“Mamba: Linear-Time Sequence Modeling with Selective State Spaces” was submitted to arXiv on December 1, 2023 by Albert Gu and Tri Dao, of Carnegie Mellon and Princeton. It is the most prominent of the state-space model architectures, the main serious challenger to the Transformer’s dominance in sequence modeling.
The Transformer’s attention compares every token to every other token, which costs compute and memory that grow with the square of the sequence length - the reason long context is expensive. State-space models take a different route, processing a sequence in a single recurrent sweep whose cost grows only linearly with length, like a classical RNN but with the mathematics of continuous-time linear systems. The catch with earlier state-space models, such as S4, was that their dynamics were fixed regardless of the input, so they could not selectively focus on or ignore specific tokens the way attention can. Mamba’s key move was to make the state-space parameters depend on the input - a “selective” mechanism that lets the model choose, token by token, what to remember and what to forget.

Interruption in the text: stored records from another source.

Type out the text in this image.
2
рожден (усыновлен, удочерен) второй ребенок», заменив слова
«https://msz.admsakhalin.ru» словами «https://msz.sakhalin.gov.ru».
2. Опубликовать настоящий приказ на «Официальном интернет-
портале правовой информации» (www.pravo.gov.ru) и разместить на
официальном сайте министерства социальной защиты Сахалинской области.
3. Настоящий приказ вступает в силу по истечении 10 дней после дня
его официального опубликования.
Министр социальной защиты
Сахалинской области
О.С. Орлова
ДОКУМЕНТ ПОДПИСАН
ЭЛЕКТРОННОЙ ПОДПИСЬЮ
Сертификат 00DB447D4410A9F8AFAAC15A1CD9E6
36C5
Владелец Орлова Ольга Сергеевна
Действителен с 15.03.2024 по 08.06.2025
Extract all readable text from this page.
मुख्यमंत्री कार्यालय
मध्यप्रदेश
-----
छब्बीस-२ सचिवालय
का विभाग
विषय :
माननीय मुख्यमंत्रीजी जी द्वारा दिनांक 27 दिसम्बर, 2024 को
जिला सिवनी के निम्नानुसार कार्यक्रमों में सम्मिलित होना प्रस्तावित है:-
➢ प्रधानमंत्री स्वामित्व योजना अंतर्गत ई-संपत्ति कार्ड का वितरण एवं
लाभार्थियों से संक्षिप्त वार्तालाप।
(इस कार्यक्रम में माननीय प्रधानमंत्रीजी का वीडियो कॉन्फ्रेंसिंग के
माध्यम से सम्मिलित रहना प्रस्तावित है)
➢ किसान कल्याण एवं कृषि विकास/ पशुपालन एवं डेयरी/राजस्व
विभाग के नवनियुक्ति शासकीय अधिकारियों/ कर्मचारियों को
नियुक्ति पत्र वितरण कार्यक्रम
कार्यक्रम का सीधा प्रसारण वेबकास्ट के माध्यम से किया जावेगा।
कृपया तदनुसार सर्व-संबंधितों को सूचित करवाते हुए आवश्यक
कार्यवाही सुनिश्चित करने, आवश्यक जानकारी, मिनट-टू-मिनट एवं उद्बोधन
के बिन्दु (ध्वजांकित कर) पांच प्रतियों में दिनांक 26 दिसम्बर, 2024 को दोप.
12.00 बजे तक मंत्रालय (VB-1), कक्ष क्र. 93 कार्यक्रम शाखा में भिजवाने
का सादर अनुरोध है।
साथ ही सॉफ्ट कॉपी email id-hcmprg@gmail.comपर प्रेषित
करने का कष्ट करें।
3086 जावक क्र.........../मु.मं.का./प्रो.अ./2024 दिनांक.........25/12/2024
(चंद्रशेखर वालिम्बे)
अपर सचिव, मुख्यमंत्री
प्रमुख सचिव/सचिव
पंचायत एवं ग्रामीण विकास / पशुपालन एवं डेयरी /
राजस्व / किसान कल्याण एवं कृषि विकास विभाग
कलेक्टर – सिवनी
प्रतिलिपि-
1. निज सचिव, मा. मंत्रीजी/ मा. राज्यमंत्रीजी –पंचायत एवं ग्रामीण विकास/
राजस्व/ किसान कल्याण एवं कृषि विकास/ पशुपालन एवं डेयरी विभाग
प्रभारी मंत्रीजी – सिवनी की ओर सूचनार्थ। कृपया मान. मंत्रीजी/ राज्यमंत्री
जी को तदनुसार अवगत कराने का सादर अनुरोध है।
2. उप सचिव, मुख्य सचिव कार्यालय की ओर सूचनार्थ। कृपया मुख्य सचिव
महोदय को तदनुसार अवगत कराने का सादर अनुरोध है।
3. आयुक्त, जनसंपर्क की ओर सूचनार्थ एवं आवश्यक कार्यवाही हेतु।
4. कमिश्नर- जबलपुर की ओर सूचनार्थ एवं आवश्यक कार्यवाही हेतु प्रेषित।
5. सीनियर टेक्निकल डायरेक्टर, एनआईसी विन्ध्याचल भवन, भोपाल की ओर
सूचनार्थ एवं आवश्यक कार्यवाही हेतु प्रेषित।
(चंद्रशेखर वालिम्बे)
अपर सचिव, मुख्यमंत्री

The authors paired this with a hardware-aware implementation and reported up to 5x higher inference throughput than Transformers of comparable size, with a 3-billion- parameter Mamba matching Transformers twice its size on language tasks, plus strong results in audio and genomics. Because its cost is linear, Mamba is especially attractive for very long sequences.
Mamba did not dethrone the Transformer, which remains the default for frontier models, but it kept the question of alternative architectures alive and spawned a wave of state-space and hybrid models. It is the clearest recent reminder that attention, for all its success, is not the only way to model a sequence.